There's several ways to profile. The default is a low-impact sampling method. In retrospect, I probably should have used this to start with -- it usually presents a reasonably accurate view, and it is low-impact. But I was going for precision out of habit, and I chose 'Instrumentation'. This has associated costs.
The 'CPU sampling' method presumably works by periodically interrupting the process and seeing where it is, and taking notes. The 'Instrumentation' method does a special link activity, where every function [well, almost! as we'll see in a subsequent post] gets a little prologue and epilogue injected, which reports time taken in that function. As you can imagine, 'Instrumentation' is more exact, but incurs a big overhead. It also generates voluminous data -- like gigabytes for just a couple generations of Life. [This is one reason I liked the old profiler system: I had control over what sections of the application to profile, so I didn't incur these impacts across the whole thing.]
So, now the program is REALLY slow, and needs some baby sitting. I let it get through a couple generations while I did other things, and then exit it to stop profiling. It generated over 7 GB or data, so know this before you start. It also takes quite a while for the profiler to collate that data after your program ends. So there's another opportunity for a coffee break. Afterwards, you are rewarded with a pretty summary screen:
It conveniently determines the 'hot path' through your application, but that is just a summary, I like to look at the gory data. In the 'Functions' view, you get a spreadsheet-esque table listing the various functions profiled, and their 'Inclusive' and 'Exclusive' times, amongst other things:
The 'Inclusive' time is the time spent in this function, and all the functions it called. The 'Exclusive' time is the time spent just in this function, disregarding that in the functions it calls. I usually first focus on the 'Exclusive' time, because that tells me where some code can be directly modified that has a performance impact, but 'Inclusive' is also important because that can indicate opportunities in reducing the number of child function calls. Like in loops.
In this case I notice get_next_token is being indicated as taking up practically 100% of the execution time ('Exclusive'), whereas nothing else seems to matter at all.
As mentioned before, I take the numbers with a grain of salt when I am profiling a hacked test harness application like this, especially cross platform, and especially cross CPU. But given these number are so wildly skewed towards this particular function ('get_next_token'), and because this is simple C code, I feel pretty sure that this gives a reasonably accurate picture of what's the root cause of the performance problem. And on the positive side, it looks like improving this one function will have a tremendous benefit to performance overall!

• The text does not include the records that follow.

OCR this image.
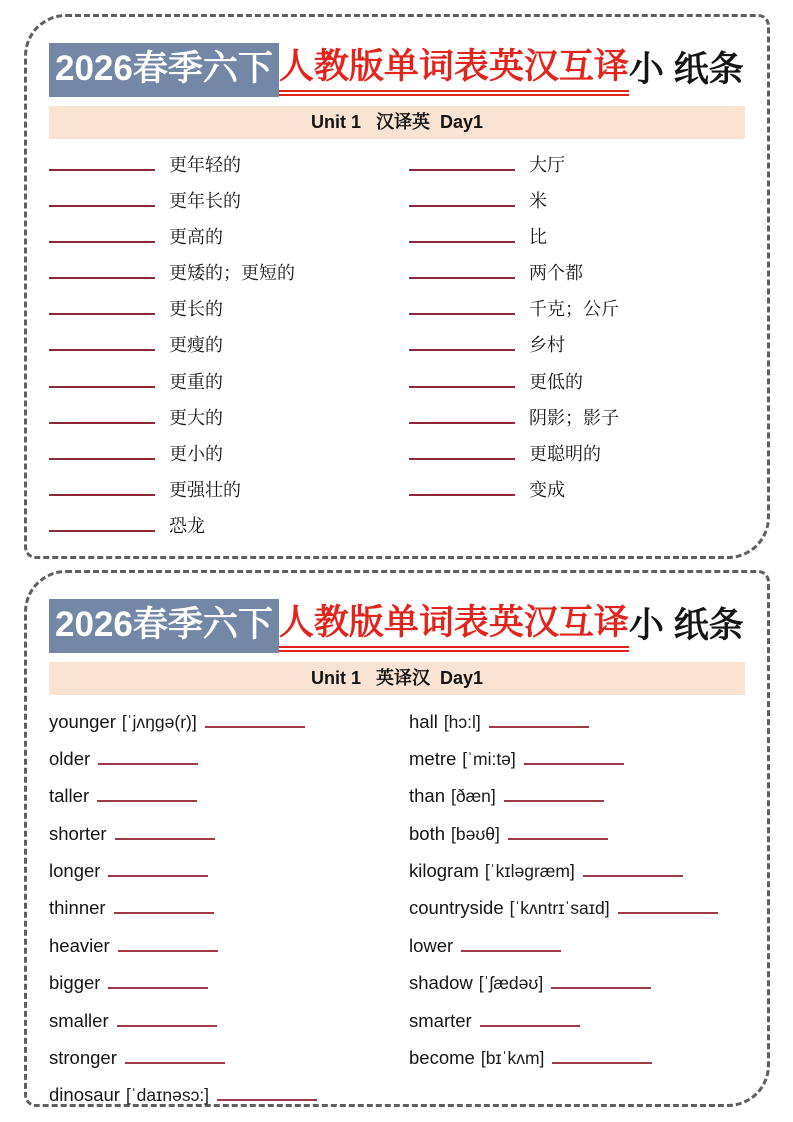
2026春季六下 人教版单词表英汉互译 小 纸条
Unit 1   汉译英  Day1
更年轻的
更年长的
更高的
更矮的；更短的
更长的
更瘦的
更重的
更大的
更小的
更强壮的
恐龙
大厅
米
比
两个都
千克；公斤
乡村
更低的
阴影；影子
更聪明的
变成
2026春季六下 人教版单词表英汉互译 小 纸条
Unit 1   英译汉  Day1
younger [ˈjʌŋgə(r)]
older
taller
shorter
longer
thinner
heavier
bigger
smaller
stronger
dinosaur [ˈdaɪnəsɔ:]
hall [hɔ:l]
metre [ˈmi:tə]
than [ðæn]
both [bəʊθ]
kilogram [ˈkɪləgræm]
countryside [ˈkʌntrɪˈsaɪd]
lower
shadow [ˈʃædəʊ]
smarter
become [bɪˈkʌm]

At this point I did overlook some things, but I'm not going to describe that here, since that is the subject of a subsequent post.
I announced these findings to [the original inquirer], and suggested that some low-hanging fruit would be to look at the implementation of get_next_token(). Further, since it represents nearly 100% of the execution time, net gains will initially be directly proportional to gains in this function alone. E.g. speeding the function to take 50% of the time will make the app as a whole take 50% of the time. This is only true at the beginning -- every gain you make will cause the other functions' times to increasingly dominate -- so the margins will decrease. But it will be great at the beginning.